Last month, villagers and rights workers say, civilian and military police hired by the Long Sreng Company drove roughly 100 villagers from the disputed territory, injuring three. Pierrat says, however, that accounts of this land dispute have been biased in favor of villagers who have no legal claim to the territory. He spoke to the Post about the resettlement process in Kampong Cham and the issue of tenure rights in Cambodia.
Roughly 56 families say that land they have been farming for years has been claimed by the plantation. What is the status of this disagreement?
It’s true that we have 56 people that complained, but the list of 56 was compiled in May. Since then, there have been some people compensated by the plantation itself, and we are checking the list and where the land is located to be sure that it is on the plantation.
The process of the compensation is based on compensating permanent crops, so trees like rubber trees, fruit trees. But for non-permanent crops (e.g. rice), we give enough time for people to collect their crops and to stop. We are in 2010, so it’s already three years, and people are continuing to plant, so the owner of the plantation is now trying to get back the land because he has plans to replant it.
I’ve seen the term “eviction”. It’s not an eviction – we are not taking people and throwing them out. They are delivered compensation. The situation is still running – now we are taking care for this case, to see what’s happened and to have some information about the whereabouts of the people, the location of the land that they have. But we are still in the process, there is no final decision. The people will leave when they agree to leave.

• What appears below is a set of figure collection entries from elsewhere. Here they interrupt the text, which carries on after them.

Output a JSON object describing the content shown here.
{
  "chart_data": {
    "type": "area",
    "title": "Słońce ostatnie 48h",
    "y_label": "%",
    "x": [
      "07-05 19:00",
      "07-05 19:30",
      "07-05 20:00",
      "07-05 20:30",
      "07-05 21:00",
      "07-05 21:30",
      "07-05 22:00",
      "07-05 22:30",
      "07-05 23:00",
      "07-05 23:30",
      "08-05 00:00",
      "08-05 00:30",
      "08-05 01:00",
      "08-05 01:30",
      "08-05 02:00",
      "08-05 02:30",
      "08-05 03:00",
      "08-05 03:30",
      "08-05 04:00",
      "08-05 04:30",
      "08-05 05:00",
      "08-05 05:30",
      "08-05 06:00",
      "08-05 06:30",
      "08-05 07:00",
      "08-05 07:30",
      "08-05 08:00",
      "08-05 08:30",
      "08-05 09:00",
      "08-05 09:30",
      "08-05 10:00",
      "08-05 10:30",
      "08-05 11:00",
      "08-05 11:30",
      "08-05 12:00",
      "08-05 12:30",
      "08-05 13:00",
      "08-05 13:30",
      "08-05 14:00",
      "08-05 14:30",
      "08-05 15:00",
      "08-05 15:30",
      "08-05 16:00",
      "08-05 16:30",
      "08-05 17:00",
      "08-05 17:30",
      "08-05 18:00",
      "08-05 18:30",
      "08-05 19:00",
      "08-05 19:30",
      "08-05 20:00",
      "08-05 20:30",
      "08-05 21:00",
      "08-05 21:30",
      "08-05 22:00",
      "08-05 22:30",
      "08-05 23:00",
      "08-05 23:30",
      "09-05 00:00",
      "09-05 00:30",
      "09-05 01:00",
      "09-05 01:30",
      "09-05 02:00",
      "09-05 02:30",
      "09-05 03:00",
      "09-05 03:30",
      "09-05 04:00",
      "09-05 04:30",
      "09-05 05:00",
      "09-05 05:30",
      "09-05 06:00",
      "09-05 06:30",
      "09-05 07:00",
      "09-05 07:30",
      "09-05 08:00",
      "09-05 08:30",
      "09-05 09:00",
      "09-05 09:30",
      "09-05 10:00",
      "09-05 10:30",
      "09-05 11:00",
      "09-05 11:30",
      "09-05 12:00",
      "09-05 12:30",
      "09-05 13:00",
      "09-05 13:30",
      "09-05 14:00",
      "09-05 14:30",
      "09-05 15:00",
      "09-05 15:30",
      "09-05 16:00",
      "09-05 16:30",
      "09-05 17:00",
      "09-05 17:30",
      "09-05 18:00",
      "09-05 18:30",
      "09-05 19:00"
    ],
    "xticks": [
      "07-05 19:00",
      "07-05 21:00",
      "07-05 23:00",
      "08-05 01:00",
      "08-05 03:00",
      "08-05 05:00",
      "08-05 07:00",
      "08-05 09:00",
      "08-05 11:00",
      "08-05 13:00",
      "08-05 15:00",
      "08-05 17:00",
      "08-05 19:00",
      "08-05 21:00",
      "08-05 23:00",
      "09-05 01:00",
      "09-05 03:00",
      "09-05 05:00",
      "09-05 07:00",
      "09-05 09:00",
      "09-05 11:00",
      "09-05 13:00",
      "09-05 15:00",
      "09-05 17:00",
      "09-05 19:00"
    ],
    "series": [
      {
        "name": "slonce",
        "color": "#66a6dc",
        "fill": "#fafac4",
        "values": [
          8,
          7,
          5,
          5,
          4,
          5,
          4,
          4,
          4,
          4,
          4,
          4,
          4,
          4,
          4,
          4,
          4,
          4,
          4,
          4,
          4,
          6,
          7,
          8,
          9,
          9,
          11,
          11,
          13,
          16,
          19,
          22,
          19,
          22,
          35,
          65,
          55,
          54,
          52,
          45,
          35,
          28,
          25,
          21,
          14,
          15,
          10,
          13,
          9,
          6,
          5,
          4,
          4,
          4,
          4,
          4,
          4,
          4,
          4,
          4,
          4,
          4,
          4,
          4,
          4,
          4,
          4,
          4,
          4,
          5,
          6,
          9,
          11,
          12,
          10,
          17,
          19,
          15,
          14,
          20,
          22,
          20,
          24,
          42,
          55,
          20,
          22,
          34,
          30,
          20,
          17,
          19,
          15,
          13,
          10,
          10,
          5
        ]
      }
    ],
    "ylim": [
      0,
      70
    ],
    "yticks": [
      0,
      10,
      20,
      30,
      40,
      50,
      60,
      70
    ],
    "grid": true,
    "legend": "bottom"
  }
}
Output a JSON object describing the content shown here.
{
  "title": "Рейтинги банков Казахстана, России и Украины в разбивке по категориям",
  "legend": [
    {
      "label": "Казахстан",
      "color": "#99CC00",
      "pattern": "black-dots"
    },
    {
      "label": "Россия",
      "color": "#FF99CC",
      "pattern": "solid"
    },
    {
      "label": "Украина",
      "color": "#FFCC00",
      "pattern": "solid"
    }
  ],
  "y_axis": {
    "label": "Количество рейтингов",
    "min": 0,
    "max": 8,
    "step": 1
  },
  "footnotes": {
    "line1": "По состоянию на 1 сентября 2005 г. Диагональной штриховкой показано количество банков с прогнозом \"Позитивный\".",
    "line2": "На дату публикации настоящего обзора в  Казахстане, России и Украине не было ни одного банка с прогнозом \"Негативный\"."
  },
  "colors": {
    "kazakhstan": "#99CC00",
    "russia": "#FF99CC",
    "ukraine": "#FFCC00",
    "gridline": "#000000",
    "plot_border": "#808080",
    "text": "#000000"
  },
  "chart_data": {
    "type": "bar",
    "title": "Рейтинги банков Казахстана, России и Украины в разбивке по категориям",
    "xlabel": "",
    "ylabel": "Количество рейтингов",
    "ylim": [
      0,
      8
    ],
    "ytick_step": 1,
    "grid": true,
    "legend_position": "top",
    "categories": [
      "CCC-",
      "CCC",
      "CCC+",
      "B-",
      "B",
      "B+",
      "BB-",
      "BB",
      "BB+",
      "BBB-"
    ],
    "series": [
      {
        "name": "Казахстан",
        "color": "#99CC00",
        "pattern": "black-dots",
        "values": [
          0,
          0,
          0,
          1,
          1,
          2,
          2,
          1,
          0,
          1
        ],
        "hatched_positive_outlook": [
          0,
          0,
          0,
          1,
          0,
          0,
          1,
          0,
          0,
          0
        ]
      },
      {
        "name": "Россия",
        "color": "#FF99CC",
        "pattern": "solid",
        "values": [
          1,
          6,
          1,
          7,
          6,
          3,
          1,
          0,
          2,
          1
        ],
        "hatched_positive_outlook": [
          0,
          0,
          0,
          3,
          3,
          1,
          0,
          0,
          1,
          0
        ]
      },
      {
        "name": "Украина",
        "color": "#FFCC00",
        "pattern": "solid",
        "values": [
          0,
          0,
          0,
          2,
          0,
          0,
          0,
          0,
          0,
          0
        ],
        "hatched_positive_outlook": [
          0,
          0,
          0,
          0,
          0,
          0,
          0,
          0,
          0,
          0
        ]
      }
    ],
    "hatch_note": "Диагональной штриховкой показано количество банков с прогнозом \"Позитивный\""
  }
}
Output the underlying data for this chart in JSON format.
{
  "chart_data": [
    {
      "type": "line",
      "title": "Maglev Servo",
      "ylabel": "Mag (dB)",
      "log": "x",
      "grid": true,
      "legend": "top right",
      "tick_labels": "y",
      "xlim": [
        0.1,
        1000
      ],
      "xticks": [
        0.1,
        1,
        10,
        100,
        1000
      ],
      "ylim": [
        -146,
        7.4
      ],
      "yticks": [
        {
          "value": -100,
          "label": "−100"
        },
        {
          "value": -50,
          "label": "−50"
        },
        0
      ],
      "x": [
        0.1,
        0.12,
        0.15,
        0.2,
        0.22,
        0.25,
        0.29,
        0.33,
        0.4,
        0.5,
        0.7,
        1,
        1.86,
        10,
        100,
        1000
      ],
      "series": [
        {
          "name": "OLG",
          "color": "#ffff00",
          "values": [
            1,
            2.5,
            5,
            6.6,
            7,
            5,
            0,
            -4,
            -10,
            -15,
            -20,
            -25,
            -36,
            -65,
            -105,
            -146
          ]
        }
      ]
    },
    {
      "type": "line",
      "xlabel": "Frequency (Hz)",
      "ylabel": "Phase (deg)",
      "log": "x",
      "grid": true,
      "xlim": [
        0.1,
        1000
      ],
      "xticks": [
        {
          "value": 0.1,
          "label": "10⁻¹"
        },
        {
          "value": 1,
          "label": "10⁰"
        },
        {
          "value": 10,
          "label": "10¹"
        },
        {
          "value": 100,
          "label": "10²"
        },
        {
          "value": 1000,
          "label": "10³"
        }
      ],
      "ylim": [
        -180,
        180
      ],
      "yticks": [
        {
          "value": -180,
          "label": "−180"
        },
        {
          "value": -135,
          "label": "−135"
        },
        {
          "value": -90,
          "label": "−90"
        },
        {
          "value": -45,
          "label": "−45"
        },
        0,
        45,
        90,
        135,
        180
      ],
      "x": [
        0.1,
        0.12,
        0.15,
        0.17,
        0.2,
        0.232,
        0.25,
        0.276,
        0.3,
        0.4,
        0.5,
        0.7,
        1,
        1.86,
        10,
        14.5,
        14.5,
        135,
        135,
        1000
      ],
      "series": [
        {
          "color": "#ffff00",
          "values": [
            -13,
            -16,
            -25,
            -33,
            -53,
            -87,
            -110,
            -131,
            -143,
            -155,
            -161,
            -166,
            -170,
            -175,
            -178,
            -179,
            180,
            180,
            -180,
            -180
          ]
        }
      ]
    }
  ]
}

Why aren’t these people eligible to gain tenure rights for their land under Cambodia’s 2001 Land Law, which allows people to apply for land titles if they have lived on a piece of land for at least five years without incident?
In 1999, this land was already determined as state private land. After the [Khmer Rouge period], these plantations were in fact state-run plantations, and the land was government land. After that, the plantations were organised and privately run, but the land belongs to the government.
It seems from reports that many of the families who claim they will be affected by the plantation are rice farmers. Would they have been aware that this land was part of a plantation when they first settled it?
In the case of the plantations, those plantations were established at the beginning of the last century. In the ’60s, those plantations were sold to a Cambodian company, and later on were nationalised. So, the war happens; the plantation was still there. It’s like if you speak of a factory – a factory remains a factory, so if people go inside and start to live in the factory and then you want to restart the industrial activity, you have to ask them to leave.
If the plantations were nationalised in the ’60s, with all that happened in the years that followed, do you think the lack of legal continuity presents a difficulty in claiming that this has always been state land?
The land never belongs to a government – the land belongs to the country, always, and the government is representing the country. In the interests of the country, for certain projects, the government can request that people leave certain land.
During the Khmer Rouge period, people were not even living there, because everybody was supposed to be in a different village. After that, there were some years when the country was starting to be reorganised. The situation was that the government had to rebuild the country, had to rebuild the economy, and one of the ways to get money was to sell rubber, so they restarted the rubber plantations.
At that time, the plantation had not enough resources to develop completely, so they left some part of the land not planted with rubber. People started to plant, and year after year, they started to think this was their land. But it’s not their land – they were living on the plantation’s land.
What of the people who resettled this territory without realising that it had been termed state land, and who perhaps lived for years without being informed of the steps to secure tenure rights? Do those people have a right to be frustrated?
Sure, that is a problem of information. 15 years ago, I don’t know what’s happened, I was not there, but since 2007, people have been informed. They had time to ask questions. When we start to compensate people for the permanent crops, we had some people that didn’t want even to come to register. And when we were making the process of paying the compensation, then they came. So it’s a matter of time for them to understand.
Interview conducted, condensed and edited by James O’Toole.